Almost every candidate for office who’s new to it, or even semi-new, will start their spiel by proclaiming, “I’m not a politician …” Even a lot of long-time, career-spanning pols do it.
With, of course, the assumption that people will then think more kindly about them. And may be right.
But shouldn’t be.
The comedian George Carlin, who knew something about “dirty words”, said in one routine, “Everybody complains about politicians. Well, where do people think these politicians come from? . . . They come from American parents and American families, American homes, American schools, American churches, American businesses and American universities, and they are elected by American citizens. . . It’s what our system produces: Garbage in, garbage out. If you have selfish, ignorant citizens, you’re going to get selfish, ignorant leaders.”
Politicians r us. Or should be.
Actually, to be called a politician ought to be a badge of civic honor. These, after all, are people willing to put themselves out there, to enter the arena. Wikipedia's definition will do: "Politicians are people who are politically active, especially in party politics." In other words, they are civic-minded. Some of them may have darker motivations, but most of them are in it to try to make their community or state or nation a little better.
Just as many people think of people in “the media” as simply high-paid Washington talking heads, ignoring the local reporter who covers the city planning and zoning commission, many people think of “politician” in a limited way: prominent members of Congress, the president, a governor, occasional others.
But one common definition runs like one at vocabulary.com: “A politician is a person who campaigns for or holds a position in government.” That’s a lot of people, from the local mosquito district commissioner up to, say, the (non-elected) secretary of the treasury. And how about many lobbyists? Much of what they do is as richly political as that of any elected official, even if they lack the title.
They’re not all rotten. In fact, most of them aren’t.
Okay, there are reasons politician is a reviled description. The word can be used to describe someone outside of government, but with the attached negative context, such as the online description, “a person who acts in a manipulative and devious way, typically to gain advancement within an organization.”

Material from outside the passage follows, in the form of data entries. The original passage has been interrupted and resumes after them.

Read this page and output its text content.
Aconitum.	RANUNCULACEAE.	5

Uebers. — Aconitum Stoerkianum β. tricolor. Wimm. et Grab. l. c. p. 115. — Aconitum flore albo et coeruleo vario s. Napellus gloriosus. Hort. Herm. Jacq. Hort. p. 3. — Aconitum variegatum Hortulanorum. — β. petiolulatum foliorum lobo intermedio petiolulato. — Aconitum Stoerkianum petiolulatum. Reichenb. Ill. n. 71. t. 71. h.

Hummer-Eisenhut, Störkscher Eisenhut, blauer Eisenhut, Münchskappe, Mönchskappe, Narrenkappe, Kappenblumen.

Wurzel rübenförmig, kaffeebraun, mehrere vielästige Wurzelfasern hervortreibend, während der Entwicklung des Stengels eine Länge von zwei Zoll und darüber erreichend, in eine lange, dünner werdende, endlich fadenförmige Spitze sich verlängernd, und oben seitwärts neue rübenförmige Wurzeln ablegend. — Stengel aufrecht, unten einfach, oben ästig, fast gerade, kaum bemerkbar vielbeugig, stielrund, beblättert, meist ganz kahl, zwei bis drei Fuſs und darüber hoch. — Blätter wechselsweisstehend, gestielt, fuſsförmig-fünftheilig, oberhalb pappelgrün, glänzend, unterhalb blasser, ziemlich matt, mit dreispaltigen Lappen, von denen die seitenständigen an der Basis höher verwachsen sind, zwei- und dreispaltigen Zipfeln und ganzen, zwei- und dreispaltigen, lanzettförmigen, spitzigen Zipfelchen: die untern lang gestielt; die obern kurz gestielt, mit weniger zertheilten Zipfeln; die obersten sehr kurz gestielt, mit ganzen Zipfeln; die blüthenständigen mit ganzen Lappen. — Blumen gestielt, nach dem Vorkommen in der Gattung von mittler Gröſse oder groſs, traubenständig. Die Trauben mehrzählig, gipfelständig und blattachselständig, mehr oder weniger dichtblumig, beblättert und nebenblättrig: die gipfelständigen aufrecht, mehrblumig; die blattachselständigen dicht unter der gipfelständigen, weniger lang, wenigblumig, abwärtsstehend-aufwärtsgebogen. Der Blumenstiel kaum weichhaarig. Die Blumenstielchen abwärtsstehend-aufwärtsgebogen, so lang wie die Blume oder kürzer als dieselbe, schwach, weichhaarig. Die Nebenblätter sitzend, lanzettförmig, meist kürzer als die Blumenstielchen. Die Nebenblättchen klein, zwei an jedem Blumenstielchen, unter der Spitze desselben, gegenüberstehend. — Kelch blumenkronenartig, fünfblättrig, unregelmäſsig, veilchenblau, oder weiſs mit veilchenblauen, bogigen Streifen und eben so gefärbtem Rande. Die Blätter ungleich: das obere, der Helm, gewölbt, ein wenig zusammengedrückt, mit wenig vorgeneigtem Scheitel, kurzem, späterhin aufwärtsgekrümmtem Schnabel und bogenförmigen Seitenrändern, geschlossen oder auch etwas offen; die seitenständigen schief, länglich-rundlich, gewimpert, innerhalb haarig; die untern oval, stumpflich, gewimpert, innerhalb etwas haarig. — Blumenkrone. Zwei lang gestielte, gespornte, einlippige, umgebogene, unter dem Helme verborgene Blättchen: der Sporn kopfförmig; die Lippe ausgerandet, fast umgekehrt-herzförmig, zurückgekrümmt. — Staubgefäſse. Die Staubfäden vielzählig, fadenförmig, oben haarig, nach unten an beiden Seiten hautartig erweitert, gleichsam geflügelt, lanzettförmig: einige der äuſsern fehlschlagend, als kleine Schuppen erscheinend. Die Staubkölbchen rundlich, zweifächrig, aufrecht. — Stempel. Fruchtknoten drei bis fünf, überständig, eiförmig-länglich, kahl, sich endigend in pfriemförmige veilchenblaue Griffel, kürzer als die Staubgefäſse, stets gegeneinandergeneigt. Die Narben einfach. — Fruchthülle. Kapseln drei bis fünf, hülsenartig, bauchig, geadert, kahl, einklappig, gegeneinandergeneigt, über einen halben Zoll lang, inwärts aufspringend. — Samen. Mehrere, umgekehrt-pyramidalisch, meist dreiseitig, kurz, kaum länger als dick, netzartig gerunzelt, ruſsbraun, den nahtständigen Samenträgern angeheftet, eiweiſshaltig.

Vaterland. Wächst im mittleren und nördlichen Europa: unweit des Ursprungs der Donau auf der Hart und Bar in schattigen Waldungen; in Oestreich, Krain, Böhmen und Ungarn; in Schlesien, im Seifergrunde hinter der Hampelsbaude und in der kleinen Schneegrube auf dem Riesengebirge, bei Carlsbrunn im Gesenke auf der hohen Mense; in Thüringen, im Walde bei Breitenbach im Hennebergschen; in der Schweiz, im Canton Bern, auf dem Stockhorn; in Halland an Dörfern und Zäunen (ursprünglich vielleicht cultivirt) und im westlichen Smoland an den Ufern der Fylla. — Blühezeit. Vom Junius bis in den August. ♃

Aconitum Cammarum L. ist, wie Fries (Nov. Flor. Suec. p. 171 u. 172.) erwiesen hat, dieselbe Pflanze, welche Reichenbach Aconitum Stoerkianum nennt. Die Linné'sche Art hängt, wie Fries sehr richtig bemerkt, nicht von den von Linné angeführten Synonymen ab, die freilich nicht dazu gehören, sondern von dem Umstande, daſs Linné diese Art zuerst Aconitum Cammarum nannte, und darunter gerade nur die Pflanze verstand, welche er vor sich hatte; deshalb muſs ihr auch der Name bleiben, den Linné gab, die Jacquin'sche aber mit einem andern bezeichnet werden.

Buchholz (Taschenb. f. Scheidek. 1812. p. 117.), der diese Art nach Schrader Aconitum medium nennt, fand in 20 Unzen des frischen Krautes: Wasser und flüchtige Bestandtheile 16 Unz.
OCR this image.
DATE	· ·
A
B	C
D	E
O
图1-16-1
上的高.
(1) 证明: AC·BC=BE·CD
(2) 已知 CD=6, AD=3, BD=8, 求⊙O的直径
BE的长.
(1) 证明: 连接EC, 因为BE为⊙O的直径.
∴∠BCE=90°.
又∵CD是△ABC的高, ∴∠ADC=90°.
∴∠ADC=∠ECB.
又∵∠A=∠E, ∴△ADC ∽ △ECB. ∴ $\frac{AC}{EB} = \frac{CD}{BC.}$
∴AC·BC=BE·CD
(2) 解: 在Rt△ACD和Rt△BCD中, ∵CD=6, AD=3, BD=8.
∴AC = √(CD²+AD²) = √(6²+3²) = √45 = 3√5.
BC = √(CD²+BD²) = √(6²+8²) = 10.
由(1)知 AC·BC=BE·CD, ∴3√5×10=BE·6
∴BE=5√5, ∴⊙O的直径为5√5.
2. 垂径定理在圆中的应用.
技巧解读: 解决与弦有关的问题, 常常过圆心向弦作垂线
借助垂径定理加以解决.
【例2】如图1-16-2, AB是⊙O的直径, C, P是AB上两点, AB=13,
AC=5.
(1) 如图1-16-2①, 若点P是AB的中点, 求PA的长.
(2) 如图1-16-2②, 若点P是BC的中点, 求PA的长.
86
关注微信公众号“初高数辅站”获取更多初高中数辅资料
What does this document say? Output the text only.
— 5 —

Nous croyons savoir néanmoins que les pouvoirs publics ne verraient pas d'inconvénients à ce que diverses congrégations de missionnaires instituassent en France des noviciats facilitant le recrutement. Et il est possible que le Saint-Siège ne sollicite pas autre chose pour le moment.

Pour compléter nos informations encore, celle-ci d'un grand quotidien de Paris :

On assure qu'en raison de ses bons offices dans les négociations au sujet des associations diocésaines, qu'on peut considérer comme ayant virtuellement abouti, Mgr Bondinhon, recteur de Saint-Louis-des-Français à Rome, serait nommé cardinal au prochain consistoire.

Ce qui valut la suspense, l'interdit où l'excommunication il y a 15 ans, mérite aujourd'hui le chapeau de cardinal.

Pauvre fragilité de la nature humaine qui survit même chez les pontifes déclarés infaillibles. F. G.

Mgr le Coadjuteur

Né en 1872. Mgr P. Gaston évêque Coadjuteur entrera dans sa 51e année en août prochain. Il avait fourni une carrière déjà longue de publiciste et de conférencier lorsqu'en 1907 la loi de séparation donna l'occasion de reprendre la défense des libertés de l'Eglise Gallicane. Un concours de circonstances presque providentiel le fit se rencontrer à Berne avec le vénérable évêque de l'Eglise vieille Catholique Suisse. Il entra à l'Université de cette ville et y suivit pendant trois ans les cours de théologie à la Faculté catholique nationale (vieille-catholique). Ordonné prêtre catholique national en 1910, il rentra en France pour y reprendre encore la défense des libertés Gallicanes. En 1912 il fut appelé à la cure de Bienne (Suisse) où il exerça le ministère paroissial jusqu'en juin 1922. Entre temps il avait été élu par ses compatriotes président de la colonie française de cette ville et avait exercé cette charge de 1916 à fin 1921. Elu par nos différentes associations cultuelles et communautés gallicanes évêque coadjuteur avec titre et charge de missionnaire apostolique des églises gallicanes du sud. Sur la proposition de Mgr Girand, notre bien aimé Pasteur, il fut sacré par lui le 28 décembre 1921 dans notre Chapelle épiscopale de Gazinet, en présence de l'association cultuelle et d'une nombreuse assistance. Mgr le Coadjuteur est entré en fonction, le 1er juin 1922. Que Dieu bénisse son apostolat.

Wikipedia again: "In the popular image, politicians are thought of as clueless, selfish, incompetent and corrupt, taking money in exchange for goods or services, rather than working for the general public good. Politicians in many countries are regarded as the "most hated professionals". Many ex-politicians who could not bear the leadership in politics that causes reprisals for critical thought criticize those who remain politicians for lacking critical thought."
There are plenty of examples of lousy politicians, people who deserve the opprobrium.
But, as everywhere else, there are plenty who do not - many who work day in and out trying to get something useful accomplished, in a government system that ultimately reports back to - us.
They're also doing the more or less invisible hard work of keeping our system of government running. If politicians we're doing it, who would? Us? Are you kidding? We so often do such a terrific job even at the far more limited job of just choosing which politicians will represent us ... but that's a subject for another post.